Theiling Online    Sitemap    Conlang Mailing List HQ   

Re: MNCH (was: magic natlang corpus harvesting)

From:Danny Wier <dawiertx@...>
Date:Friday, May 28, 2004, 6:54
From: "Emily Zilch" <emily0@...>

> { 20040527,0304 | Danny Wier } > > "I got 2.78 million hits for Arabic /la:/ 'no' (a ligature) with pretty > high precision. For Hindi, there are 40,700 pages with /hai/ 'he/she/it > is', but there may be some other Devanagari-script languages involved." > > The ligature LA+ALIF is used with great frequency in Farsi.

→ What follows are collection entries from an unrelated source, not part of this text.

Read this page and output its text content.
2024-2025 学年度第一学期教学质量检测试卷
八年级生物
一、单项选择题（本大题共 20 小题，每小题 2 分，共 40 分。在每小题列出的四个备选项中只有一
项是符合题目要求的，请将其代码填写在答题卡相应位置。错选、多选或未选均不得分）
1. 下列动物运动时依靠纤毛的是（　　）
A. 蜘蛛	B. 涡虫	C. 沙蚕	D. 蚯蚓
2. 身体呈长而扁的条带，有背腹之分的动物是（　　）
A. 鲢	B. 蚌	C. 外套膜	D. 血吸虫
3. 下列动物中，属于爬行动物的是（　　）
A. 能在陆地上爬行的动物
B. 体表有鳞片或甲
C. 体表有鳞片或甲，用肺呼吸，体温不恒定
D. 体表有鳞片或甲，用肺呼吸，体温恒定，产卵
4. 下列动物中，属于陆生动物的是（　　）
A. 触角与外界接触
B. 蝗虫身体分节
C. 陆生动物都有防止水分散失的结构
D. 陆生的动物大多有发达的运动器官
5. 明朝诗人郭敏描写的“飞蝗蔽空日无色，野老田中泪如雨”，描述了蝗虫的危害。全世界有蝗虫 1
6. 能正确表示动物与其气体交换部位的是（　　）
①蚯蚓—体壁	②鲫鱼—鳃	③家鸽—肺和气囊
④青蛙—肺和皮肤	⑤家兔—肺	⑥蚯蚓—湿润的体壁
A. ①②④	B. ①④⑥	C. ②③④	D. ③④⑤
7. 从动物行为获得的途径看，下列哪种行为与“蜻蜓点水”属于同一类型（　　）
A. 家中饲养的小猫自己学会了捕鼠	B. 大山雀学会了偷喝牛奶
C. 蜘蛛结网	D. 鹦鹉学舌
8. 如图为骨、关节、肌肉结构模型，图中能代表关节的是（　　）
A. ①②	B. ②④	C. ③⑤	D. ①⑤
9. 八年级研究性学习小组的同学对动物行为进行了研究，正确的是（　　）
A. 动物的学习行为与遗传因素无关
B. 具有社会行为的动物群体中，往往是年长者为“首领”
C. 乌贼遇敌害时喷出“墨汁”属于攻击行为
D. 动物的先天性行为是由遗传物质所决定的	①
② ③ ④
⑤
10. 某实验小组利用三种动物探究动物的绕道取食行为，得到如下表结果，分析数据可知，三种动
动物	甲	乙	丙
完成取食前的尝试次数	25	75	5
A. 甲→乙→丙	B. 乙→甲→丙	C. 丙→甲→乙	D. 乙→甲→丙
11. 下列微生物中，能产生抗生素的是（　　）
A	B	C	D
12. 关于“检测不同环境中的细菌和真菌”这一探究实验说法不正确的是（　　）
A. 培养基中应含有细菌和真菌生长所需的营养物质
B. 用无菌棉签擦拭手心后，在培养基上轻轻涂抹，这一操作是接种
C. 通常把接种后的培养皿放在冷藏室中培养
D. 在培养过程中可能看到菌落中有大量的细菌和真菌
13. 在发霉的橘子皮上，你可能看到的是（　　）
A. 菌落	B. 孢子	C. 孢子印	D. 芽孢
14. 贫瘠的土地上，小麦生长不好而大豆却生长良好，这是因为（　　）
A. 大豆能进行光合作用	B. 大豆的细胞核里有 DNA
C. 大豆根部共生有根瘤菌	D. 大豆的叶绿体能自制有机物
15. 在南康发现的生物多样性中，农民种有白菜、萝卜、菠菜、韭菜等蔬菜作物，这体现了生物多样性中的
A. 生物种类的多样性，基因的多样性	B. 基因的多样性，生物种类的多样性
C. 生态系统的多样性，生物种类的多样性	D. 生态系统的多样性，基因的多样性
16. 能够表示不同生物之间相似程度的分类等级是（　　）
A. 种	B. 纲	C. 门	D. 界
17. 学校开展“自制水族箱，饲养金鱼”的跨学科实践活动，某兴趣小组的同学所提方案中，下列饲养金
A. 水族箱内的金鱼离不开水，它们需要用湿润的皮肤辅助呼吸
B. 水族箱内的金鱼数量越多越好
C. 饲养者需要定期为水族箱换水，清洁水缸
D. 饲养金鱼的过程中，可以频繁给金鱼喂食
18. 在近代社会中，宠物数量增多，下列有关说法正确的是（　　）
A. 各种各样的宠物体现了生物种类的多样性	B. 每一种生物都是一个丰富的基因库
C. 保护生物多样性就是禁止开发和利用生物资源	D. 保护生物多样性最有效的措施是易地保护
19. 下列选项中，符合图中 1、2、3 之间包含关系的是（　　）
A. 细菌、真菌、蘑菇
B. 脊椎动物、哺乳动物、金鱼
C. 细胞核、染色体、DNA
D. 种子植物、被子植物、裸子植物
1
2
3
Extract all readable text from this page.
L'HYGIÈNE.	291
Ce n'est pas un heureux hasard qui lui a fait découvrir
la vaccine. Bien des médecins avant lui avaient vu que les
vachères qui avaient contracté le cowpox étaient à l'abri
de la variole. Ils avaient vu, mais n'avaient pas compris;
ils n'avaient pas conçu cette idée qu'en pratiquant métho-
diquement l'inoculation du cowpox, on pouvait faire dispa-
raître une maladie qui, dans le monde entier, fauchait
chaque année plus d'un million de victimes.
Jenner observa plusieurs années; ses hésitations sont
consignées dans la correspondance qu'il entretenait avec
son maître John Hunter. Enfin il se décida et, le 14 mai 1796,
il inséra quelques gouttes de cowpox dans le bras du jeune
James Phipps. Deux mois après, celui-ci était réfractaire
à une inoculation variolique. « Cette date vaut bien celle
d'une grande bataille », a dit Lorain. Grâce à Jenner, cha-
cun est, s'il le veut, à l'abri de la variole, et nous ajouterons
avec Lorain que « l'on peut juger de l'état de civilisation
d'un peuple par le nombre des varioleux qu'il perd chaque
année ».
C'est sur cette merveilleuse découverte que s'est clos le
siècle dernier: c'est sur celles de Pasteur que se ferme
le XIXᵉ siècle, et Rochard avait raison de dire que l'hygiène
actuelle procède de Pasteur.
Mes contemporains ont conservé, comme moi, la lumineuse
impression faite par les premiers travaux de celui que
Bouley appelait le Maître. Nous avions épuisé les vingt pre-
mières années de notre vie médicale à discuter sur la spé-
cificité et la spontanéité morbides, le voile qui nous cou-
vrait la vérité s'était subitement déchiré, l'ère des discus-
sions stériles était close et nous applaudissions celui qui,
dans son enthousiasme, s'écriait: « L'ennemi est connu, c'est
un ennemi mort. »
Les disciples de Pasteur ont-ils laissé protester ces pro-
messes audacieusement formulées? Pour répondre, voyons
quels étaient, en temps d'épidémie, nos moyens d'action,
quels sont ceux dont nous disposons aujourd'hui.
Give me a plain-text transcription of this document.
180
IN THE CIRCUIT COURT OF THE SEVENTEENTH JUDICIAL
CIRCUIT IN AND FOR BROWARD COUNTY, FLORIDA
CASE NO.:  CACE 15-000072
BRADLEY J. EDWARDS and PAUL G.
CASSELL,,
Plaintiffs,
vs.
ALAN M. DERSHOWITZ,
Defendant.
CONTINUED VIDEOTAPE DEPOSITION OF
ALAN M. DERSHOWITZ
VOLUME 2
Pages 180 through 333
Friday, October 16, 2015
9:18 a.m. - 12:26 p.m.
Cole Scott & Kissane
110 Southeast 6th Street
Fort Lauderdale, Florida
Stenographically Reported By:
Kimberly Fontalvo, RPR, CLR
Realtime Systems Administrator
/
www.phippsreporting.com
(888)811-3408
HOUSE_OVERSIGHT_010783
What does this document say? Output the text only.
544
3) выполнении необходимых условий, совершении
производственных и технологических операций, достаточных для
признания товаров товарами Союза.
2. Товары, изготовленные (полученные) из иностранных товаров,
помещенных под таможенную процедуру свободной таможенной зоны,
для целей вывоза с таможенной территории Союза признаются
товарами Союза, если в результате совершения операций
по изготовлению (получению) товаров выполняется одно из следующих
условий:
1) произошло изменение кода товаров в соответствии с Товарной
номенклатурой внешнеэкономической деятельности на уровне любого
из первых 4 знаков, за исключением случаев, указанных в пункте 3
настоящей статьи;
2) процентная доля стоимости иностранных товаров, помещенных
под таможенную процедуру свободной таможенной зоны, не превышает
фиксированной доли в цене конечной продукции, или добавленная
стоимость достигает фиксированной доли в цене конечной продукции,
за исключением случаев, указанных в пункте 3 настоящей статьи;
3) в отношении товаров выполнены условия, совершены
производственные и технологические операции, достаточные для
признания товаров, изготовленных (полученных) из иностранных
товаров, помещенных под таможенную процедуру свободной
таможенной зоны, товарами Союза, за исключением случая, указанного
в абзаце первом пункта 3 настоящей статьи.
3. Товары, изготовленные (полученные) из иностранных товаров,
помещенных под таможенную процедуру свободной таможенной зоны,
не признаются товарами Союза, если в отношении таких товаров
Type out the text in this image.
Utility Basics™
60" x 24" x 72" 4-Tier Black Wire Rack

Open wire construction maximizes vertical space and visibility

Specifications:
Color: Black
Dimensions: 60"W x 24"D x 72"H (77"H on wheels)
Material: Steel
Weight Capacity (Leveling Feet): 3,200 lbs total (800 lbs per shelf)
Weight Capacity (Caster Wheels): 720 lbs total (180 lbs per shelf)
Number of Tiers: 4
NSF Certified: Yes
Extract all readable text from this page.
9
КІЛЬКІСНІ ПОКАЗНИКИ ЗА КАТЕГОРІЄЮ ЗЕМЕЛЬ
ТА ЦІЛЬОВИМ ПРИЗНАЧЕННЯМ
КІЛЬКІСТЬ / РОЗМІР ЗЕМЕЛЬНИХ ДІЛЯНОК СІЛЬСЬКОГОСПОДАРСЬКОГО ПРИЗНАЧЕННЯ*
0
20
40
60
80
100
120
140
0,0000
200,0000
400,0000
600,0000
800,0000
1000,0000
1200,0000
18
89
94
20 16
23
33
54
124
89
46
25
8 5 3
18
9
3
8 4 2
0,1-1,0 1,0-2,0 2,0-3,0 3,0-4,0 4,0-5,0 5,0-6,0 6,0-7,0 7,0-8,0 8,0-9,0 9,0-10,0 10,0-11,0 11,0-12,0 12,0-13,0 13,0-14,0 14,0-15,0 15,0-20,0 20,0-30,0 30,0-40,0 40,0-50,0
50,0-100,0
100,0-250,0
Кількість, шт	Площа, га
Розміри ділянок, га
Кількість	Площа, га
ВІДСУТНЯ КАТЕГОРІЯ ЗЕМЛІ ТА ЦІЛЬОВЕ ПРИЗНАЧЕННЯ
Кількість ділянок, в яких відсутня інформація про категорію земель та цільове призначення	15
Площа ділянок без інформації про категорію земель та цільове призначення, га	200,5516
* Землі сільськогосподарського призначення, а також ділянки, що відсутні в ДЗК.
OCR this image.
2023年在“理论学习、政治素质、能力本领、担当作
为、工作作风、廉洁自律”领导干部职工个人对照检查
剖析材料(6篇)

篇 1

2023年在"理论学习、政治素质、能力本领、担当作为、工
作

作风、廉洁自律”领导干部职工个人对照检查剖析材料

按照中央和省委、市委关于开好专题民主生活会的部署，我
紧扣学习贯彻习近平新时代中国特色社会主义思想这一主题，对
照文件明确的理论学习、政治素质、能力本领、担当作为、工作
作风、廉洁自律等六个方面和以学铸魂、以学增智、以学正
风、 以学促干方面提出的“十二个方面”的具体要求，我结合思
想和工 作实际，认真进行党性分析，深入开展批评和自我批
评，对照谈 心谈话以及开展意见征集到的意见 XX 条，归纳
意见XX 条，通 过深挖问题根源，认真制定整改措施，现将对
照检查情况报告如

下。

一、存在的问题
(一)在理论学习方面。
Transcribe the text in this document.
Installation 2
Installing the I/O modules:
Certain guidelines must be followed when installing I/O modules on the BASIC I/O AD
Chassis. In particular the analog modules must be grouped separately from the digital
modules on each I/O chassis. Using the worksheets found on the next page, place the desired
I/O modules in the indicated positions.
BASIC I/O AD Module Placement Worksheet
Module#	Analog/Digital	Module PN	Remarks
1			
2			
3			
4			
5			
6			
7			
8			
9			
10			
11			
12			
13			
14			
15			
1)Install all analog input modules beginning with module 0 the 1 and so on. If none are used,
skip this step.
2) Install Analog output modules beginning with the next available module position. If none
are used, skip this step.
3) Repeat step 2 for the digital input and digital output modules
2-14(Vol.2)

In fact, I > bet it appears in every Arabic-alifba-using natlang.
But I searched for the word /la:/ by itself, not as part of a word. But I wasn't aware that the word for 'not' in Arabic is also the word for 'strand' or 'layer' in Farsi (I just looked that up), so a better word could be used. I tried /?\ala:/ 'on, over, above' in Arabic, but it returned almost 6 million hits, a lot of them in Farsi. And no native words in the latter have either voiceless or voiced pharyngeal fricative.
> Of course, there may be a qualitative difference in the encoding since > Farsi et al. use a different handwriting style, the so-called KUFIC or > "horizontal" script, while Arabic(s) and African natlang alifba > borrowers use the "vertical" script, but this may appear in coding > simply as a font choice.
It's just a font choice, and Farsi can be written in any calligraphic style Arabic can be. It's Urdu that is normally written in Nastaleeq, rather than Naskh.